My primary patch, which I am going to dive most deeply into over the coming weeks and months, radiates one kilometre from my house in all directions. But, its the southern section that I feel will take up most of my time and includes a range of habitats; hedgerows, arable fields, woodland copse, grassy scrub and meadows, apple orchards and a fishing lake. My secondary patch will spread three kilometres out and takes in Ardleigh village and the reservoir to the west, St Mary’s Church in Lawford to the east, to the edge of Dedham village to the north and nowhere in particular to the south. But within this space, I have learnt that there is always something interesting to find in a hedgerow or scrub, under a stone or leaf or on a telegraph pole or roof. There is a story behind the buildings, the roads and the paths. Names, lives lived, marks made.
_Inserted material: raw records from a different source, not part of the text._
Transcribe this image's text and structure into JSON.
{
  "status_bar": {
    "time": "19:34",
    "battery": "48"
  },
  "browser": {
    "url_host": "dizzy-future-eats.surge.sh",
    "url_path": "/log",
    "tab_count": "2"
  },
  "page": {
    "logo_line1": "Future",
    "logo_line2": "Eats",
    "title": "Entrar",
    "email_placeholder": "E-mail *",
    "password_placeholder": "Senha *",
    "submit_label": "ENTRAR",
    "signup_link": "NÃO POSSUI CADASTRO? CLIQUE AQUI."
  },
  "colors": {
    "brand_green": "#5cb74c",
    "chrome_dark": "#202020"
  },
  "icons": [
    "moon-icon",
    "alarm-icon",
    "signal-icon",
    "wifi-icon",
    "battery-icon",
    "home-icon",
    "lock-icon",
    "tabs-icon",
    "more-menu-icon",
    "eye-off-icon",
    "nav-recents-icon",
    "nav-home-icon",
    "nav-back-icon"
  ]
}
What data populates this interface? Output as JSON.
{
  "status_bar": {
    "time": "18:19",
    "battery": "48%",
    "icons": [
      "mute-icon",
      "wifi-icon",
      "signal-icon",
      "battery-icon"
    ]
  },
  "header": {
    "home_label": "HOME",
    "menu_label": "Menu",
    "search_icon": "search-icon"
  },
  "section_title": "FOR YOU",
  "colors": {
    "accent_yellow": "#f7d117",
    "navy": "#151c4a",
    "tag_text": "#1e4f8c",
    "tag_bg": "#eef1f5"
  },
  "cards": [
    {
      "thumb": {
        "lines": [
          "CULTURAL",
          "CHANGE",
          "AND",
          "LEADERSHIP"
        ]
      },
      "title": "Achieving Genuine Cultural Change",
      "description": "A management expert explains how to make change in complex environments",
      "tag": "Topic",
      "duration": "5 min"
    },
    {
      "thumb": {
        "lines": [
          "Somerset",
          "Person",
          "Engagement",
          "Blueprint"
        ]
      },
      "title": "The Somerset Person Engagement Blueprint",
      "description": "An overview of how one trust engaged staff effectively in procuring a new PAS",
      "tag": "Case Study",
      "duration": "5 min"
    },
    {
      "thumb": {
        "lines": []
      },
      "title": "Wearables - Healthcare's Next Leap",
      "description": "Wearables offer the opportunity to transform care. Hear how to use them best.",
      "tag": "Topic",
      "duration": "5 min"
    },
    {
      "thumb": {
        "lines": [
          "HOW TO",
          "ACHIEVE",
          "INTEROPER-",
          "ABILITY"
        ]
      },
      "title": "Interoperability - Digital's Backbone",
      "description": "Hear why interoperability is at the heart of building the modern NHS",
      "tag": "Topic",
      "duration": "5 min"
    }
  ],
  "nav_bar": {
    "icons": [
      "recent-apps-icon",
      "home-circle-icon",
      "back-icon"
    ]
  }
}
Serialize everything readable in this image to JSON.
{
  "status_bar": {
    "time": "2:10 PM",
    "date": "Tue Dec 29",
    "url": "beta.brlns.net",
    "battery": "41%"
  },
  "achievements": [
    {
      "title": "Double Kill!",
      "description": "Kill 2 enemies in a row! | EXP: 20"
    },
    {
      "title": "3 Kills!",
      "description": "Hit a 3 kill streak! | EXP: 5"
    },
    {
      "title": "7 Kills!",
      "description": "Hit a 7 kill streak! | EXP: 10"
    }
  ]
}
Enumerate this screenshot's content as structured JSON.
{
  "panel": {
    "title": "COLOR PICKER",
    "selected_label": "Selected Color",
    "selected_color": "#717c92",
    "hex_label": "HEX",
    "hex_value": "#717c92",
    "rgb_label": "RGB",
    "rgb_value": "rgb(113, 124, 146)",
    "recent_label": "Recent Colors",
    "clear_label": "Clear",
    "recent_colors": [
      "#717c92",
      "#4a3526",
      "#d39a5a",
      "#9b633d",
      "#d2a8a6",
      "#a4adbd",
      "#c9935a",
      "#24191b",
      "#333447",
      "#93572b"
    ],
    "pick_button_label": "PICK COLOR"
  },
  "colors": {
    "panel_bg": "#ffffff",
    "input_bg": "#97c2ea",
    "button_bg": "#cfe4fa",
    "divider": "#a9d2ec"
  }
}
A female mallard, with short wing-beats and arcing sweeps over Home Farm Lake on Tuesday evening.

It is the afternoon now, and after a week of warmth and sunshine, it is raining. This is only going to make the vegetation more lush and green. But in this past week, finally the fuse for an explosive spring and summer has been lit and the connections between everything are all there, ready to be observed and marvelled at.

A protective parent guarding it’s cygnets at Home farm lake earlier this week.